Considerations for treating appropriate patients with advanced cholangiocarcinoma with an IDH inhibitor.
John L. Marshall, MD: Katie, back to you to kind of back up to another major target, and that’s the IDH. Take us a little bit through that if you would.
R. Kate Kelley, MD: IDH is a different gene and IDH mutations, IDH1 mutations in particular, rather than driving a purely proliferative signaling pathway in the tumor cells, they actually cause the accumulation of a downstream oncometabolite, 2-hydroxyglutarate, in the cell microenvironment, that causes a differentiation block. That differentiation block leads to proliferation of these baby, immature cells that haven’t fully formed as an epithelial cell, and that’s the proliferative stimulus, is just a collection of baby cells in the environment that leads to the oncogenesis. So it’s sort of a novel way of causing a cancer, and the IDH1 inhibitor, ivosidenib, is novel in that it is trying to reestablish this normal differentiation. So not so much of a cytotoxic mechanism, but rather causing cells to differentiate the way they should into mature cholangiocytes. This is a really fascinating biology, obviously. But what we see in the clinic, again just to reiterate that around 15% of intrahepatic cholangiocarcinomas have an IDH1 mutation. We think this is probably also a distinct clinical phenotype, just like FGFR maybe, and targeting the IDH1 mutation with ivosidenib in a phase 1 trial showed not so much a lot of responses as we might expect with the mechanism as I mentioned, but a prolongation of progression-free survival compared to what we expect with second-line therapy, which, unfortunately, most of our second-line regimens have a PFS, in this chemo realm, that is like FOLFOX and FOLFIRI, in the two- to three-month range really. So based on the phase 1/2 data, the ClarIDHy trial was a randomized phase 3 trial that looked at ivosidenib versus placebo in patients with second- or third-line intrahepatic cholangiocarcinoma with IDH1 mutations. They didn’t have to be intrahepatic, but as I mentioned earlier, almost all of IDH1 mutations are intrahepatic, occur in intrahepatic locations. The ClarIDHy trial primary endpoint was progression-free survival, and they showed a very significant, statistically significant improvement in progression-free survival for ivosidenib over placebo.

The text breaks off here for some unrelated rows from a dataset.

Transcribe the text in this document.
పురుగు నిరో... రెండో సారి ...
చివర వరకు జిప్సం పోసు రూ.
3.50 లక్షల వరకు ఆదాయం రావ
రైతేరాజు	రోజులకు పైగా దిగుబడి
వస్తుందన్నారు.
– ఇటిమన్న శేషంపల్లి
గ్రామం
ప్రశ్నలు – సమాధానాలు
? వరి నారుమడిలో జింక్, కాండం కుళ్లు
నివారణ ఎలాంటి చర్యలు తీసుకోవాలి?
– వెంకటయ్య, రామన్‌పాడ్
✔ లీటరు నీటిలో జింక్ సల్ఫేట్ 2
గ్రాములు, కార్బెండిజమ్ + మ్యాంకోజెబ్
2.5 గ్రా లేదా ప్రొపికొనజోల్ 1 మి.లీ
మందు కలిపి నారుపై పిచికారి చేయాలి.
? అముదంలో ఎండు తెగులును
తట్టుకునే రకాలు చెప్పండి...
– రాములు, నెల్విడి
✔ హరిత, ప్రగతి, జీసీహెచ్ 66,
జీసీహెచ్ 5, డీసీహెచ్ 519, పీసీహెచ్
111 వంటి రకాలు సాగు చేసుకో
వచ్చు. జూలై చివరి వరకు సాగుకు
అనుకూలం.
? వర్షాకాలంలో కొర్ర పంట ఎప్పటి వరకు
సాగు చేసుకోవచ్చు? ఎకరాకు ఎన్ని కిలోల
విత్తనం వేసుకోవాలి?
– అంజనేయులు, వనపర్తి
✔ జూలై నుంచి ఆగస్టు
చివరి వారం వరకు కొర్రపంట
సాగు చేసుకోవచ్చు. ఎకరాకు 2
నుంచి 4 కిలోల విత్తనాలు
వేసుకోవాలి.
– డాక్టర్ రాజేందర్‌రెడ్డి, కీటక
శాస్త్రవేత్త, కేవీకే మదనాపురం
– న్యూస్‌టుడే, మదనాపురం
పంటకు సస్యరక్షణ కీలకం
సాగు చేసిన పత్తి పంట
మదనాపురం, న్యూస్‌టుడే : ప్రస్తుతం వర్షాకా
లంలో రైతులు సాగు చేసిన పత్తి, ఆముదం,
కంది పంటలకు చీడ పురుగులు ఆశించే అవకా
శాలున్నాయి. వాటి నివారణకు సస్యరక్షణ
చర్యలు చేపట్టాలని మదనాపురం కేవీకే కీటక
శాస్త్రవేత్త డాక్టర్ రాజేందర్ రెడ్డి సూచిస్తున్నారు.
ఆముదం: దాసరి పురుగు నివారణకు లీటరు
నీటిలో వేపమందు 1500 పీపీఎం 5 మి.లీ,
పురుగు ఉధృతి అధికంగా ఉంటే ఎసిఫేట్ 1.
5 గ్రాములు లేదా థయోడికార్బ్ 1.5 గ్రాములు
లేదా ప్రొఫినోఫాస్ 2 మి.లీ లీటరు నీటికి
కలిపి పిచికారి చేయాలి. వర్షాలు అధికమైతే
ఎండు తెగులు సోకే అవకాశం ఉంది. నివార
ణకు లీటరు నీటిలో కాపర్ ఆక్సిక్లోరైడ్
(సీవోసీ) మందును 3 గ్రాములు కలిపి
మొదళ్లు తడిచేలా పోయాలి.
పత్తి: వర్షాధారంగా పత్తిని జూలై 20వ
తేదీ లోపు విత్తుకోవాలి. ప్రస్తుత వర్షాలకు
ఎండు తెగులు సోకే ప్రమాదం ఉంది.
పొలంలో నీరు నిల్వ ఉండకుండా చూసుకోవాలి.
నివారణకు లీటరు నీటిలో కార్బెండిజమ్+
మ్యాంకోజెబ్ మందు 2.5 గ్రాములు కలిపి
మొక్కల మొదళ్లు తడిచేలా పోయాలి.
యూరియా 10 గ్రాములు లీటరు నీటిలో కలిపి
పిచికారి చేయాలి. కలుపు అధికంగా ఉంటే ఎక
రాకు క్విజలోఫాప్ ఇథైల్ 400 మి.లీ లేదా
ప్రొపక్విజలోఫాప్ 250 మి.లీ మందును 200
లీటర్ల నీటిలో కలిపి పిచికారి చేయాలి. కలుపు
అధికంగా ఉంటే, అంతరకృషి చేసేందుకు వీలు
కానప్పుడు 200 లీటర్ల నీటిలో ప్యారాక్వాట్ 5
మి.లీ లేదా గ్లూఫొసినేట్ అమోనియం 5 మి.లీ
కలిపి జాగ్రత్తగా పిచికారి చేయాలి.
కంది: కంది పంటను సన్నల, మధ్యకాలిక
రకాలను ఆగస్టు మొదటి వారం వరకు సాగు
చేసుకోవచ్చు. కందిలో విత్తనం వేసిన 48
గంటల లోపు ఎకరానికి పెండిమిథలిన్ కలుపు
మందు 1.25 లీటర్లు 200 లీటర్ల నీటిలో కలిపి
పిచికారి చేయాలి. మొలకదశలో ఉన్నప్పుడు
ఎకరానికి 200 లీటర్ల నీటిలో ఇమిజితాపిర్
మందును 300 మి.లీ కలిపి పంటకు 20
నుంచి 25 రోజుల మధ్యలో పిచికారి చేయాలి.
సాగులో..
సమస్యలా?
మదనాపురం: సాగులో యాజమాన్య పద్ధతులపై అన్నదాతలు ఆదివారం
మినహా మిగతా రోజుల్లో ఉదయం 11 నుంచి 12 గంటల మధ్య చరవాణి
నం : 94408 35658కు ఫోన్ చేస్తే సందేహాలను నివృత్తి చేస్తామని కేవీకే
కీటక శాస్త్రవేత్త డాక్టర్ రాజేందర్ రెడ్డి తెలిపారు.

Now, there were a lot of challenges to interpreting this data, including the heterogeneity of second- and third-line patients being included, the fact that scans were done every six weeks, and ultimately the PFS absolute values were relatively low, with PFS in the treatment arm of only around three months versus in the one-month range, 1.4 months I believe for placebo. But the hazard ratio was very significant, and if we look, there’s distinctly a tale of the curve. We think this is a statistically positive trial, and although the absolute numbers are low, there’s a subset of patients that seem to be deriving a benefit.
John L. Marshall, MD: Yeah. Sameek, let me turn to you to comment on this. This is a drug that’s approved for our AML patients, I think, so many of our listeners may actually have some experience with the drug. The way I pulled the data out was about 25% positive rate from those who screened, that found a mutation, and as Katie pointed out, I think about 90-plus percent were intrahepatic, but not exclusively intrahepatic. Is this something, you get one of these tests back and you get this IDH1 mutation, is there where you’re calling the guy to say can I get this drug for my patient? Where are we with this?
Sameek Roychowdhury, MD, PhD: It’s not yet approved to my knowledge.
John L. Marshall, MD: Not that I know of either yet, for this indication.
Sameek Roychowdhury, MD, PhD: In my practice, we generally try to qualify people for clinical trials if we can, but certainly if they’re not trial eligible, we’re certainly willing to go outside the normal realm to use our expert experience and use therapy that we think could benefit our patients. I agree, going above and beyond to try to help our patients or to get them access to a therapy that we think and we know has data that can help them, I’d be very supportive of that. I also say this is very promising and exciting for this subset of cholangiocarcinoma, but there’s new therapies coming.
Sometimes the first generation of a drug isn’t always the best generation and there’s going to be some refinements not only to IDH drugs, but also FGFR drugs. One example is the RET inhibitors that we’ve seen, the latest RET inhibitor is producing far greater responses in some of our patients than the first generation of RET inhibitors from maybe a decade ago now. So I think this is early promising signs, these patients are benefitting clinically, the toxicity I’ll let Milind talk about, but I think it’s a very well tolerated drug, and I’d advocate wholeheartedly for our patients for this.